Particularly, as indicated in Fig. 1 , the torch 2 can be moved by a robot 7, such as a robotic arm. The robot 7 is preferably configured to switch between cleaning and welding. For this purpose, it is conceivable to change the welding torch 2 or to only change the welding parameters/operating parameters of the torch 2. Instead of a robot 7, a tractor or another movement generating device can be used to move the torch 2 along the surface 8a to be cleaned.

Furthermore, the magnitude of the electric current used for generating the electric arc 3 or plasma jet 3 can be adapted to the relative movement between torch 2 and workpiece 8. Argon, Helium, Argon Helium mixtures with and without oxygen can be used. Particularly, a torch can be employed that uses a gas doped with oxygen (e.g. 300 ppm range). Furthermore, torches employing a shielding gas as well as a focus gas can be used in conjunction with the method according to the present invention.
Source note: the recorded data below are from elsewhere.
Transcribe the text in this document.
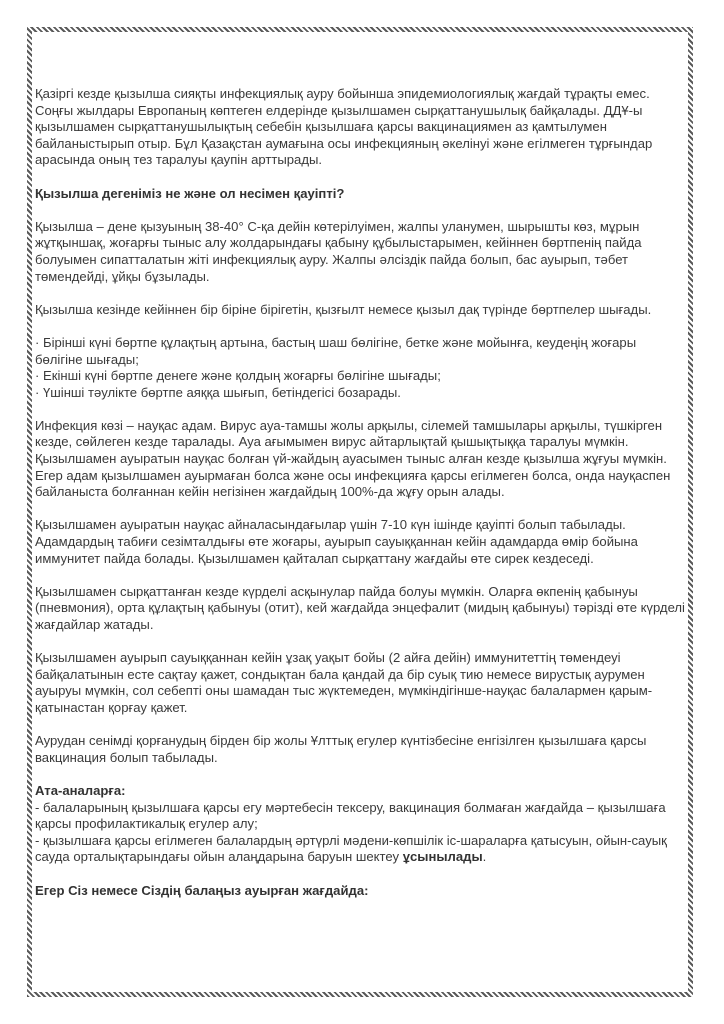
Қазіргі кезде қызылша сияқты инфекциялық ауру бойынша эпидемиологиялық жағдай тұрақты емес. Соңғы жылдары Европаның көптеген елдерінде қызылшамен сырқаттанушылық байқалады. ДДҰ-ы қызылшамен сырқаттанушылықтың себебін қызылшаға қарсы вакцинациямен аз қамтылумен байланыстырып отыр. Бұл Қазақстан аумағына осы инфекцияның әкелінуі және егілмеген тұрғындар арасында оның тез таралуы қаупін арттырады.

Қызылша дегеніміз не және ол несімен қауіпті?

Қызылша – дене қызуының 38-40° С-қа дейін көтерілуімен, жалпы уланумен, шырышты көз, мұрын жұтқыншақ, жоғарғы тыныс алу жолдарындағы қабыну құбылыстарымен, кейіннен бөртпенің пайда болуымен сипатталатын жіті инфекциялық ауру. Жалпы әлсіздік пайда болып, бас ауырып, тәбет төмендейді, ұйқы бұзылады.

Қызылша кезінде кейіннен бір біріне бірігетін, қызғылт немесе қызыл дақ түрінде бөртпелер шығады.

· Бірінші күні бөртпе құлақтың артына, бастың шаш бөлігіне, бетке және мойынға, кеудеңің жоғары бөлігіне шығады;

· Екінші күні бөртпе денеге және қолдың жоғарғы бөлігіне шығады;

· Үшінші тәулікте бөртпе аяққа шығып, бетіндегісі бозарады.

Инфекция көзі – науқас адам. Вирус ауа-тамшы жолы арқылы, сілемей тамшылары арқылы, түшкірген кезде, сөйлеген кезде таралады. Ауа ағымымен вирус айтарлықтай қышықтыққа таралуы мүмкін. Қызылшамен ауыратын науқас болған үй-жайдың ауасымен тыныс алған кезде қызылша жұғуы мүмкін. Егер адам қызылшамен ауырмаған болса және осы инфекцияға қарсы егілмеген болса, онда науқаспен байланыста болғаннан кейін негізінен жағдайдың 100%-да жұғу орын алады.

Қызылшамен ауыратын науқас айналасындағылар үшін 7-10 күн ішінде қауіпті болып табылады. Адамдардың табиғи сезімталдығы өте жоғары, ауырып сауыққаннан кейін адамдарда өмір бойына иммунитет пайда болады. Қызылшамен қайталап сырқаттану жағдайы өте сирек кездеседі.

Қызылшамен сырқаттанған кезде күрделі асқынулар пайда болуы мүмкін. Оларға өкпенің қабынуы (пневмония), орта құлақтың қабынуы (отит), кей жағдайда энцефалит (мидың қабынуы) тәрізді өте күрделі жағдайлар жатады.

Қызылшамен ауырып сауыққаннан кейін ұзақ уақыт бойы (2 айға дейін) иммунитеттің төмендеуі байқалатынын есте сақтау қажет, сондықтан бала қандай да бір суық тию немесе вирустық аурумен ауыруы мүмкін, сол себепті оны шамадан тыс жүктемеден, мүмкіндігінше-науқас балалармен қарым-қатынастан қорғау қажет.

Аурудан сенімді қорғанудың бірден бір жолы Ұлттық егулер күнтізбесіне енгізілген қызылшаға қарсы вакцинация болып табылады.

Ата-аналарға:

- балаларының қызылшаға қарсы егу мәртебесін тексеру, вакцинация болмаған жағдайда – қызылшаға қарсы профилактикалық егулер алу;

- қызылшаға қарсы егілмеген балалардың әртүрлі мәдени-көпшілік іс-шараларға қатысуын, ойын-сауық сауда орталықтарындағы ойын алаңдарына баруын шектеу ұсынылады.

Егер Сіз немесе Сіздің балаңыз ауырған жағдайда:
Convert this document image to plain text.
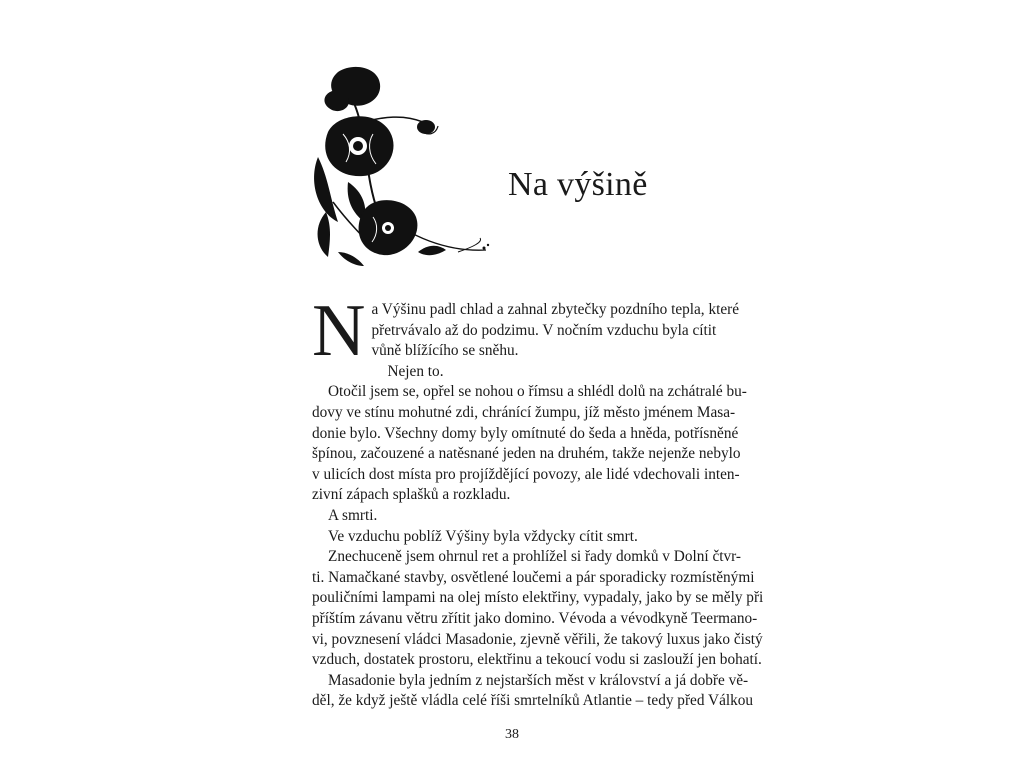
Na výšině
N a Výšinu padl chlad a zahnal zbytečky pozdního tepla, které
přetrvávalo až do podzimu. V nočním vzduchu byla cítit
vůně blížícího se sněhu.
Nejen to.
Otočil jsem se, opřel se nohou o římsu a shlédl dolů na zchátralé bu-
dovy ve stínu mohutné zdi, chránící žumpu, jíž město jménem Masa-
donie bylo. Všechny domy byly omítnuté do šeda a hněda, potřísněné
špínou, začouzené a natěsnané jeden na druhém, takže nejenže nebylo
v ulicích dost místa pro projíždějící povozy, ale lidé vdechovali inten-
zivní zápach splašků a rozkladu.
A smrti.
Ve vzduchu poblíž Výšiny byla vždycky cítit smrt.
Znechuceně jsem ohrnul ret a prohlížel si řady domků v Dolní čtvr-
ti. Namačkané stavby, osvětlené loučemi a pár sporadicky rozmístěnými
pouličními lampami na olej místo elektřiny, vypadaly, jako by se měly při
příštím závanu větru zřítit jako domino. Vévoda a vévodkyně Teermano-
vi, povznesení vládci Masadonie, zjevně věřili, že takový luxus jako čistý
vzduch, dostatek prostoru, elektřinu a tekoucí vodu si zaslouží jen bohatí.
Masadonie byla jedním z nejstarších měst v království a já dobře vě-
děl, že když ještě vládla celé říši smrtelníků Atlantie – tedy před Válkou
38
Further, according to an embodiment, the operator is shown the degree of cleaning, e.g. on a display 6 and/or through a visual signal. For example, a visual green signal can be used to indicate a cleaned surface 8a, while a visual orange signal can be used to indicate an insufficiently cleaned surface 8a, and a red visual signal can be used to indicate an uncleaned surface 8a of the workpiece 8.

Furthermore, as indicated in Fig. 1 , the torch 2 can be equipped with an exhaust channel 10 that can be connected to a suction device to suck off the evaporated impurities 90. Advantageously, the exhaust channel 10 moves with the torch 2 and impurities 90 can be withdrawn from their respective point of origin upon treating the surface 8a with the arc 3 or plasma jet 3.
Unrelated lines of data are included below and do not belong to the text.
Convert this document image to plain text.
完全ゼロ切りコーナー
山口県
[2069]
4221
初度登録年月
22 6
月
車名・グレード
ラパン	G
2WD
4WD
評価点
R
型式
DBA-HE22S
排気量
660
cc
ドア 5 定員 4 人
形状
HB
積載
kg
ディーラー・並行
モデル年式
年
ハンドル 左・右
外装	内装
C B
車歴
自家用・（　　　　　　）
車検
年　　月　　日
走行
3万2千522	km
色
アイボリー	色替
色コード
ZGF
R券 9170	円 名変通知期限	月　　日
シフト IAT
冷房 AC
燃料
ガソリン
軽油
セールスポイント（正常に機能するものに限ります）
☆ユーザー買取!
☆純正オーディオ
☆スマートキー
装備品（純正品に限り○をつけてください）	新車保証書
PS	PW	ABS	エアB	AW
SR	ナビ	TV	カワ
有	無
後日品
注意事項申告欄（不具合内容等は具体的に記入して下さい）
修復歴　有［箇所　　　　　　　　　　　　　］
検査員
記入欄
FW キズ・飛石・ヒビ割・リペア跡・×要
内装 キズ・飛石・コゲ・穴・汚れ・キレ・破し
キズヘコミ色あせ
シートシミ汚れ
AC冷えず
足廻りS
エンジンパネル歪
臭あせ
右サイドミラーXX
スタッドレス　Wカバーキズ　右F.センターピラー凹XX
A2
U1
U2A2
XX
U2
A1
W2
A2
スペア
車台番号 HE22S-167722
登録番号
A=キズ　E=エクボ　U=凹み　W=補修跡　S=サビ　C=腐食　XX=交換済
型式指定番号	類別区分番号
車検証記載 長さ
In case the welding torch 2 is manually moved by a user as shown in Fig. 2, a recommendation for the speed of the manual movement can be given by the system 1 (e.g. via display 6). For automated applications (cf. Fig. 1), the system 1 is preferably configured to automatically adjust the movement speed of the torch 2 with respect to the surface 8a to be cleaned.

Furthermore, as indicated in Fig. 2, in order to facilitate manual positioning of the torch 2 relative to the surface 8a of the workpiece 8 to be cleaned, the torch 2 is equipped with a guiding device 70 connected to the torch 2. The guiding device 70 may comprise at least one roller or slider that preferably allow only one degree of movement (e.g. in a cleaning direction) and preferably exclude all other directions of movement, so that the arc 3 or plasma jet 3 always runs at the same distance D and preferably always centrally over the surface 8a to be cleaned.

It is also possible to automatically adapt the magnitude of the electric current corresponding to the electric arc/plasma jet 3 to the travel speed of the torch 2 relative to the workpiece 8 to ensure optimum cleaning. To avoid melting or excessive melting of the surface 8a of the workpiece 8, the information of the light quanta of the aluminium spectrum of the surface 8a can also be used, and/or the electrical signals of the arc current and arc voltage (e.g. in case of a transferred arc). As indicated, combining the current/voltage signal with the optical and sound signals one can establish operating ranges (stored e.g. in the power source) of what is considered to be a properly cleaned surface.

If two surfaces 8a, 80a have to be joined together as shown in Fig. 3 for example, e.g. for welding two pipe segments 8, 80 together, both pipe segments 8, 80 can be positioned relative to one another up to a distance of a few millimeters (e.g. 0 mm to 15 mm) and simultaneously exposed to the arc 3 or plasma jet 3 provided by the torch 2 for cleaning both surfaces 8a, 80a at the same time.

When working with a transferred arc 3, the pipe segments 8, 80 are integrated into the circuit. It is advantageous to position the torch 2 for cleaning on the opposite side from which the components 8, 80 are welded. In addition, with this procedure, an exhaust channel 10 for withdrawing evaporated impurities 90 can be positioned on the opposite side to the cleaning arc/plasma jet 3.